ECLI:NL:CRVB:2004:AR4788
Centrale Raad van Beroep
- Eerste aanleg - meervoudig
- G.L.M.J. Stevens
- J.G. Treffers
- C.P.J. Goorden
- Rechtspraak.nl
Afwijzing aanvraag periodieke uitkering vervolgde op grond van de Wet uitkeringen vervolgingsslachtoffers 1940-1945
In deze zaak heeft de Centrale Raad van Beroep op 21 oktober 2004 uitspraak gedaan over de afwijzing van de aanvraag van eiseres om een periodieke uitkering als vervolgde op grond van de Wet uitkeringen vervolgingsslachtoffers 1940-1945 (WUV). Eiseres, geboren in 1935 in het voormalige Nederlands-Indië, had in juni 2002 een aanvraag ingediend, waarbij zij melding maakte van lichamelijke en psychische klachten die zij toeschreef aan de vervolging tijdens de Japanse bezetting. De verweerster, de Raadskamer WUV van de Pensioen- en Uitkeringsraad, had de aanvraag afgewezen op basis van medisch advies dat de klachten van eiseres niet in verband stonden met de ondergane vervolging.
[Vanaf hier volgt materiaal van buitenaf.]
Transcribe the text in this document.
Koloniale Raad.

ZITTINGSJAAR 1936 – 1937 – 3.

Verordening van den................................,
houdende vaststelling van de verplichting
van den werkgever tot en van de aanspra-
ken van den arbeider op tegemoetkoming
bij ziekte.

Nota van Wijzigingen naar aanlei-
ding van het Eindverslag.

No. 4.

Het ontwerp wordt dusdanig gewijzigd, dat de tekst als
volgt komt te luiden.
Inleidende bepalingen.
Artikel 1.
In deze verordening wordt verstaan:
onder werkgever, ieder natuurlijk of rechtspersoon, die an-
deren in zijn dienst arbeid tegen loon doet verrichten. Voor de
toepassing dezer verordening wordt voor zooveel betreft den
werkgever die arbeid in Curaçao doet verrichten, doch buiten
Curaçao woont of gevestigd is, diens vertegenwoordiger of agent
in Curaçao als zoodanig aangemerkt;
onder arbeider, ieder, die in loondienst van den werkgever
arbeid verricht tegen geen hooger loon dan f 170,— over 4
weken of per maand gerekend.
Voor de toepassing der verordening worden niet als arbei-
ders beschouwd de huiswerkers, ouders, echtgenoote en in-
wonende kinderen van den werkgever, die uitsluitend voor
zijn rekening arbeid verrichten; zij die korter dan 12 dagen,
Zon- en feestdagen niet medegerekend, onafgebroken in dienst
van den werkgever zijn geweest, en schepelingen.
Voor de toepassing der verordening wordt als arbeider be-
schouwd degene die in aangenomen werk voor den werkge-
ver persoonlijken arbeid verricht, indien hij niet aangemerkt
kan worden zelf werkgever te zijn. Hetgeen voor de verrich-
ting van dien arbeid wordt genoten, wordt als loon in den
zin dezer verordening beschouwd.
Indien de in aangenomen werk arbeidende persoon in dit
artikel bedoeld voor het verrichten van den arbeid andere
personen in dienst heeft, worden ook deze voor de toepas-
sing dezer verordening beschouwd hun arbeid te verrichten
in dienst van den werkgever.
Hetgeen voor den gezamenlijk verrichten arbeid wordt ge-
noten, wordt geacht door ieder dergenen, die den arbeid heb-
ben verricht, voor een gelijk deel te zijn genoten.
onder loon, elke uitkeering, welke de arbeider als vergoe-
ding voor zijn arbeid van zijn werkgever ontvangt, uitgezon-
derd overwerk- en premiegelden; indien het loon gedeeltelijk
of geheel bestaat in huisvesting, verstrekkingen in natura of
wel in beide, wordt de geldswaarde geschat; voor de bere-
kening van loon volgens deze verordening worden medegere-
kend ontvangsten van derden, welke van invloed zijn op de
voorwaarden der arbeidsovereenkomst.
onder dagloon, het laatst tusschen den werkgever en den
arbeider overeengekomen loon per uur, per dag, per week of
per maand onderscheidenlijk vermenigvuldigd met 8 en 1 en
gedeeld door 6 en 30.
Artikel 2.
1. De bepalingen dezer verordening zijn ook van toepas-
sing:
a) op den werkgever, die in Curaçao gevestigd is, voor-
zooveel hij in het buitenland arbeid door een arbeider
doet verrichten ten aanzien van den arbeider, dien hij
Eiseres voerde in beroep aan dat zij niet op de hoogte was van de invoering van de WUV in 1973 en dat zij, indien zij dat wel had geweten, een aanvraag zou hebben ingediend. De Raad oordeelde echter dat eiseres verantwoordelijk was voor het indienen van haar aanvraag en dat de verweerster zich terecht had gebaseerd op de aanvraag van juni 2002. De Raad vond de beschikbare medische gegevens voldoende om de zaak te beslissen en zag geen aanleiding voor een aanvullend medisch onderzoek.
De Raad concludeerde dat het bestreden besluit zorgvuldig was voorbereid en voldoende gemotiveerd. De psychiater Mansheim had in zijn rapport aangegeven dat de psychische klachten van eiseres aan andere oorzaken dan de vervolging moesten worden toegeschreven. De Raad oordeelde dat de informatie van de huisarts Duijzer geen nieuwe inzichten bood en dat de lichamelijke klachten van eiseres, waaronder darmklachten, niet in verband stonden met de vervolging. De Raad verklaarde het beroep van eiseres ongegrond en bevestigde de afwijzing van de aanvraag.